Half of the world’s monkeys and apes are on the verge of extinction, according to a new report by the International Union for Conservation of Nature (ICUN). The Swiss-based conservation network conducted the first large-scale review in five years of the world’s 634 kinds of primates. They found that almost 50 percent are threatened to the point of being in danger of going extinct with another 20 percent considered vulnerable. The ICUN report identified habitat destruction, the hunting of primates for food and illegal wildlife trade as the major threats facing the mammals. We’ve raised concerns for years about primates being in peril,” said ICUN scientist Russell A. Mittermeier. “But now we have solid data to show the situation is far more severe than we imagined.”
Primate populations problems occur across the world. ICUN described the situation in South East Asia as “terrifying”. In Vietnam and Cambodia, approximately 90 percent of primate species are considered at risk of extinction. This represents a serious escalation of the problem in the last five years. In 2002, a previous ICUN survey found that “only” 20 percent of primates were then at risk. The numbers of gibbons, leaf monkeys, langurs and other species have dwindled due to rampant habitat loss to allow for rapidly increasing human population growth. The problems caused by the disappearance of rainforests are exacerbated by hunting for food and the wildlife trade for use as traditional Chinese medicine or pets.
Orang-utans on Sumatra and Borneo are also in grave peril. The two islands are the only natural habitat of the orang-utan. ICUN regards the Indonesian Sumatran orang-utan as “critically endangered” with five to seven thousand in the wild, while the Borneo (split between Malaysia and Indonesia) orang-utan is “endangered” with a population of 45,000 to 69,000. While habitat destruction is again the most significant threat to wild populations, the illegal domestic and international trade (especially to Thailand and Cambodia) in live animals is also significant. Many animals end up as “performers” in poorly managed theme parks and law enforcement is weak.
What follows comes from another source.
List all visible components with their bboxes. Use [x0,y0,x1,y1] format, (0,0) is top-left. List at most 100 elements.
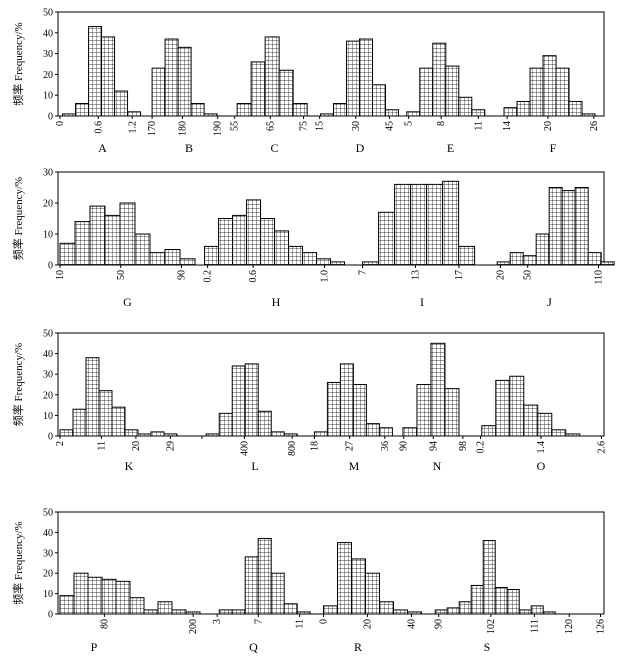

The problem in Africa was almost as bad with 37 percent of all African primate species considered at risk. Despite a recent small rise in numbers, the mountain gorilla remains on the critically endangered list. About 600 gorillas live in the Virunga Mountains which straddle the borders of Rwanda, Uganda and the DRC. While gorilla exportation is supposedly strictly controlled by international agreements such as CITES (Convention on International Trade in Endangered Species of Wild Fauna and Flora), there is still an active, lucrative market for endangered primates. Many animals end up in zoos and private collections. Hunting and poaching are also a big problem. Gorillas are shot, speared, and trapped for their meat as well as for trophies. They are also the unsuspecting victims of snares set for smaller animals and die of infected wounds. Logging and agriculture growth associated with a human population boom is also destroying the Virunga habitat.
The ICUN report warning is already too late for other African primates. Two of the 13 species of red colobus monkey may already be extinct. There have been no confirmed sightings of the DRC’s Bouvier’s red colobus or the Ghanaian Miss Waldron’s red colobus since 1978. Researchers believe that the red colobus monkeys are more threatened than any other group of primates in Africa due to the fact they are especially sensitive to habitat degradation as well as being easy prey for hunters.
ICUN identified the need for reforestation as the key to stopping primate extinction. Two threatened Brazilian breeds of lion tamarins are recovering after three decades of sustained conservation efforts. While they are no longer in immediate danger of extinction, their populations remain very small and they require new habitat for their long-term survival. Anthony Rylands, the deputy chair of the IUCN Primate Specialist Group said the lion tamarin projects show the value in conserving forest fragments and reforesting to create corridors that connect the populations. “If you have forests, you can save primates,” he said.
But this is a rare success. Human acquisitive instincts are causing an ever more rapid evolutionary holocaust. These instincts can’t tell humans when to stop, until something we never intended to harm is fatally deprived of something it needs. As Alan Weisman said, “We don’t actually have to shoot songbirds to remove them from the sky. Take away enough of their home or sustenance, and they fall dead on their own.”